A l’époque de l’arrivée du Mirage IIIE dans l’Armée de l’Air, la Treize vole sur Mirage IIIC : les deux escadrons de l’escadre utilisent la première version du chasseur delta depuis à peine deux ans et demi. Il est néanmoins décidé de rééquiper les unités de Colmar avec la version tous-temps du Mirage, peut-être en raison de la proximité de la RDA et du débouché proche (250 km) de la trouée de « Fulda », particularité topographique réputée permettre une percée rapide des forces du Pacte de Varsovie.
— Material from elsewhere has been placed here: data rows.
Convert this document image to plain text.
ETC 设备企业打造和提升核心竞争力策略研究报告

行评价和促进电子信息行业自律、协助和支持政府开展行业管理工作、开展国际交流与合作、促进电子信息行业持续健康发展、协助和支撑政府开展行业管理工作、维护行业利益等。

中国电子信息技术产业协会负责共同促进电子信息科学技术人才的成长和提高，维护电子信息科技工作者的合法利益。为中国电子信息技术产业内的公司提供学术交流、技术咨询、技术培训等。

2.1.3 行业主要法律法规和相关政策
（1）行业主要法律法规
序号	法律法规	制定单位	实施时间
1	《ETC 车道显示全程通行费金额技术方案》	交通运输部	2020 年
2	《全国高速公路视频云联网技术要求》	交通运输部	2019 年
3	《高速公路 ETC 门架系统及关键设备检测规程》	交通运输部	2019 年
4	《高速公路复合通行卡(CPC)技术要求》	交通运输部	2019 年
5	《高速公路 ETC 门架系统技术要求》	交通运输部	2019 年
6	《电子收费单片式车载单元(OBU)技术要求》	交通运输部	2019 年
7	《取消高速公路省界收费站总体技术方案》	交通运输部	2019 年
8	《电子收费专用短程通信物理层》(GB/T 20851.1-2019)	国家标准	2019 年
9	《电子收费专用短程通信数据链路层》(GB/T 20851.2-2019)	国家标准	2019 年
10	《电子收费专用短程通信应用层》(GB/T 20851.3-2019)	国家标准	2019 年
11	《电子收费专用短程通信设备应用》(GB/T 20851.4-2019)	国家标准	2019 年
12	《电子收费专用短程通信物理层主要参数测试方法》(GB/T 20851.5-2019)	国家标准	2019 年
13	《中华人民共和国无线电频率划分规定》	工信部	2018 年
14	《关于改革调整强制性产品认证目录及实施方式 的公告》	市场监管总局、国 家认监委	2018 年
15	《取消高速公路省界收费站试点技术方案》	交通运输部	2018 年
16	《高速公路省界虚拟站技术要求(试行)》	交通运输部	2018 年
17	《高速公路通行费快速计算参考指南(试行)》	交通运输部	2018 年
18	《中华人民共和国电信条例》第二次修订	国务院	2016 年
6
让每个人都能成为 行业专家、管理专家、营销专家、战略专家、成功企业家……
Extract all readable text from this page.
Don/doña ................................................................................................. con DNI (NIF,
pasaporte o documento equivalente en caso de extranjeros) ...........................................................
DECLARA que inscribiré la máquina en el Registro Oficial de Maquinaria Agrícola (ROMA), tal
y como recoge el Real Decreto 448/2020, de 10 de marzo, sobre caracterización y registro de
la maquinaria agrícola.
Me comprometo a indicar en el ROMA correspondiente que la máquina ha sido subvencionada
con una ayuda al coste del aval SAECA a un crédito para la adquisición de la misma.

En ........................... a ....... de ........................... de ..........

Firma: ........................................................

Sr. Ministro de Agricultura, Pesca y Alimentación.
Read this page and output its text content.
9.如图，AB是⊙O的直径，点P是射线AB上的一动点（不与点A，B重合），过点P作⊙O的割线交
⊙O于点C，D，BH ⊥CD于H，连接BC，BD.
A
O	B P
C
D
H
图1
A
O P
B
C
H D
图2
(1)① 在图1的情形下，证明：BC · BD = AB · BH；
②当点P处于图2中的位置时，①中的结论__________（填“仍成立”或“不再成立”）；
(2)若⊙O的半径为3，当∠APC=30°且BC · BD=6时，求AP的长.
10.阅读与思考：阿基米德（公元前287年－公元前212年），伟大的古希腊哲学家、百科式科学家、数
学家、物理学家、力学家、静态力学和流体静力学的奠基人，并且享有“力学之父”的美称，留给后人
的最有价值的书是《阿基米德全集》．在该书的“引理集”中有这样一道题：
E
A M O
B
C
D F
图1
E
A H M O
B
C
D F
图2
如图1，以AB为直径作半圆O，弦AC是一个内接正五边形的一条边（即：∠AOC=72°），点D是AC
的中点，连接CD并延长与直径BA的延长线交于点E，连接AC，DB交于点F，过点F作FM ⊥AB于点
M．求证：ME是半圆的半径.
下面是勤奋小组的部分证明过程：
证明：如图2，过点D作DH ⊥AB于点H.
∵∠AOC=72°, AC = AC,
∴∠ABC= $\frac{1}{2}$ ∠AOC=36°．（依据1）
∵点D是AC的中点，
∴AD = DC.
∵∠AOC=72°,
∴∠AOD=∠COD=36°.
En novembre 1964, des pilotes du 1/13 Artois et 2/13 Alpes se rendent au CEAM de Mont-de-Marsan, même si c’est le 2/13 le premier escadron à se voir officiellement doté du Mirage IIIE dans l’Armée de l’Air : des avions en livrée aluminium et d’une grande flèche bleu nuit et bleu ciel sur la dérive (symbole de la vocation tous-temps de la Treize, depuis sa création et le F-86K). La transformation de l’EC 2/13 continue à Mont-de-Marsan jusqu’au 1er avril 1965, jour d’un envol de 14 oiseaux vers la base de Colmar Meyenheim.
C’est le 29 avril 1965 que deux avions sont attribués au 1/13, et à la fin juillet, la Treize et ses deux escadrons sont dotés de 30 Mirage IIIE, ainsi que de trois Mirage IIIB. La base de Colmar héberge aussi des avions de la Trois, puisque les pilotes de Lahr viennent se transformer sur la BA 132. La nouvelle vocation basse altitude tous-temps de l’escadre implique la création en France de couloirs de navigation réservés à cette activité.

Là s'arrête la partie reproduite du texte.